Meta, the parent company of Facebook, has recently uncovered a coordinated, inauthentic behaviour campaign orchestrated by an Israeli marketing firm.
The scheme involved the use of hundreds of fake Facebook accounts to run an influence campaign on the platform. The primary targets were users in the United States and Canada, and the content focused on the Israel-Hamas war.
Meta’s researchers identified 510 Facebook accounts, 11 pages, 32 Instagram accounts, and one group that were part of this effort. These accounts posed as various personas, including “Jewish students,” “African Americans,” and “concerned citizens.”
[ Global Outage Disrupts Microsoft Services Including Bing And Copilot AI Tool ]
The fake accounts shared posts that praised Israel’s military actions while simultaneously criticizing the United Nations Relief and Works Agency (UNRWA) and college protests. Additionally, they propagated Islamophobic comments in Canada, claiming that “radical Islam poses a threat to liberal values in Canada.”
The campaign was traced back to STOIC, a political marketing and business intelligence firm based in Israel. However, Meta’s report refrains from speculating on the motives behind this influence operation.
STOIC was also active on X and YouTube, running websites specifically focused on the Israel-Hamas war and broader Middle Eastern politics.
Notably, the people behind these fake accounts appeared to use generative AI tools to craft many of their comments on the pages of politicians, media organizations, and other public figures. These comments often linked back to the operations’ websites but faced critical responses from authentic users who recognized them as propaganda.
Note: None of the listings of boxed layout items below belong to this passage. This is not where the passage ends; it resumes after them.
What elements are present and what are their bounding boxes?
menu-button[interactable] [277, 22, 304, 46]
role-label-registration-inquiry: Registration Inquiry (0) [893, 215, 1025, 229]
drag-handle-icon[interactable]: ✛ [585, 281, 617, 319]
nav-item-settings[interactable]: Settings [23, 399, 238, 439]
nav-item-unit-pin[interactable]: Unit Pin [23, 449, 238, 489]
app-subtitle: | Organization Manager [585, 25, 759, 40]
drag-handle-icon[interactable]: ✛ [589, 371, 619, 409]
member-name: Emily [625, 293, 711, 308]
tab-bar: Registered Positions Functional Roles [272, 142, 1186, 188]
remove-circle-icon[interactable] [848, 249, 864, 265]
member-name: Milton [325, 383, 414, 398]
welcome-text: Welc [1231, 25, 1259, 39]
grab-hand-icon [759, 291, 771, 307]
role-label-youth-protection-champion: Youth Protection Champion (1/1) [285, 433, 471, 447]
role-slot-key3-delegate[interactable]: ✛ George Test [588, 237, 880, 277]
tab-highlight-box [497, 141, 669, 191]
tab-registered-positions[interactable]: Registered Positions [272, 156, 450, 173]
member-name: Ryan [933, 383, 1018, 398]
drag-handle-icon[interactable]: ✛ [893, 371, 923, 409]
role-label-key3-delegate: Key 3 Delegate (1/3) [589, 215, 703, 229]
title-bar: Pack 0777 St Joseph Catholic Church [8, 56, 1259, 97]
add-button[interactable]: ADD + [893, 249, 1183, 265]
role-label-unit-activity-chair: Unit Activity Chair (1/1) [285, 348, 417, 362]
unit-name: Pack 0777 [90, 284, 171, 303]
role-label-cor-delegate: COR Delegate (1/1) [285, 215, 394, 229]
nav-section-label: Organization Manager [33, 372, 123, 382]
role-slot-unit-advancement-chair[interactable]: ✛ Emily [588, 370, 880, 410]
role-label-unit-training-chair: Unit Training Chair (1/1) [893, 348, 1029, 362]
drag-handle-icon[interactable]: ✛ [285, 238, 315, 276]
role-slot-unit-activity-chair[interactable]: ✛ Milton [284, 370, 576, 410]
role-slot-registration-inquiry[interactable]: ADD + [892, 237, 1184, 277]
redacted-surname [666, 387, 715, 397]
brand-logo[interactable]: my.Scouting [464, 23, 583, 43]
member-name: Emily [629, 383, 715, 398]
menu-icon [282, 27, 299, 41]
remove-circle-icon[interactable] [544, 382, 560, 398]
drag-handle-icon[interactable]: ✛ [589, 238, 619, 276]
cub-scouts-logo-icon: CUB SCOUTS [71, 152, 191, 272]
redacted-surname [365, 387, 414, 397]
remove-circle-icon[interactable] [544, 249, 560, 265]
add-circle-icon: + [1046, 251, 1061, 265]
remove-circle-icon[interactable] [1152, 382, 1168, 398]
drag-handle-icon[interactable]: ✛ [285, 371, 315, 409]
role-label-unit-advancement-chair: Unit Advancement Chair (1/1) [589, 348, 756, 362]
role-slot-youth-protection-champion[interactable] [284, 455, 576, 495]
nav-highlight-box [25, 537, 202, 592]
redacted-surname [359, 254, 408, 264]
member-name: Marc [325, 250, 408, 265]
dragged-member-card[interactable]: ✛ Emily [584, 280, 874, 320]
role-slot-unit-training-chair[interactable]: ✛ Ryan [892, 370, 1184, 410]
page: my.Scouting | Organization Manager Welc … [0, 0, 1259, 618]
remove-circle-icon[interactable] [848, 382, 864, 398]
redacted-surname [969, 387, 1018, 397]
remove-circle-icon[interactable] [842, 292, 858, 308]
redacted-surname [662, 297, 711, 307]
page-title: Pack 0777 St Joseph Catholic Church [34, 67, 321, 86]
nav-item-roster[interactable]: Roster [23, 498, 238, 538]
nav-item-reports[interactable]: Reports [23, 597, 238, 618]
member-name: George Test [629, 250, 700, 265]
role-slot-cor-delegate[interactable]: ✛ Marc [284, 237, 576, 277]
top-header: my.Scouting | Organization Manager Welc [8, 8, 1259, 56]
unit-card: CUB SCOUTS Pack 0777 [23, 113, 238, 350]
Fortunately, Meta detected the campaign before it could amass a large audience. Many of the fake accounts were promptly disabled by the company’s automated systems. The accounts have reached approximately 500 followers on Facebook and around 2,000 on Instagram.
Meta’s policy director for threat disruption, David Agranovich, emphasized that while this campaign didn’t employ novel AI-driven tactics, the company remains vigilant in disrupting adversarial networks.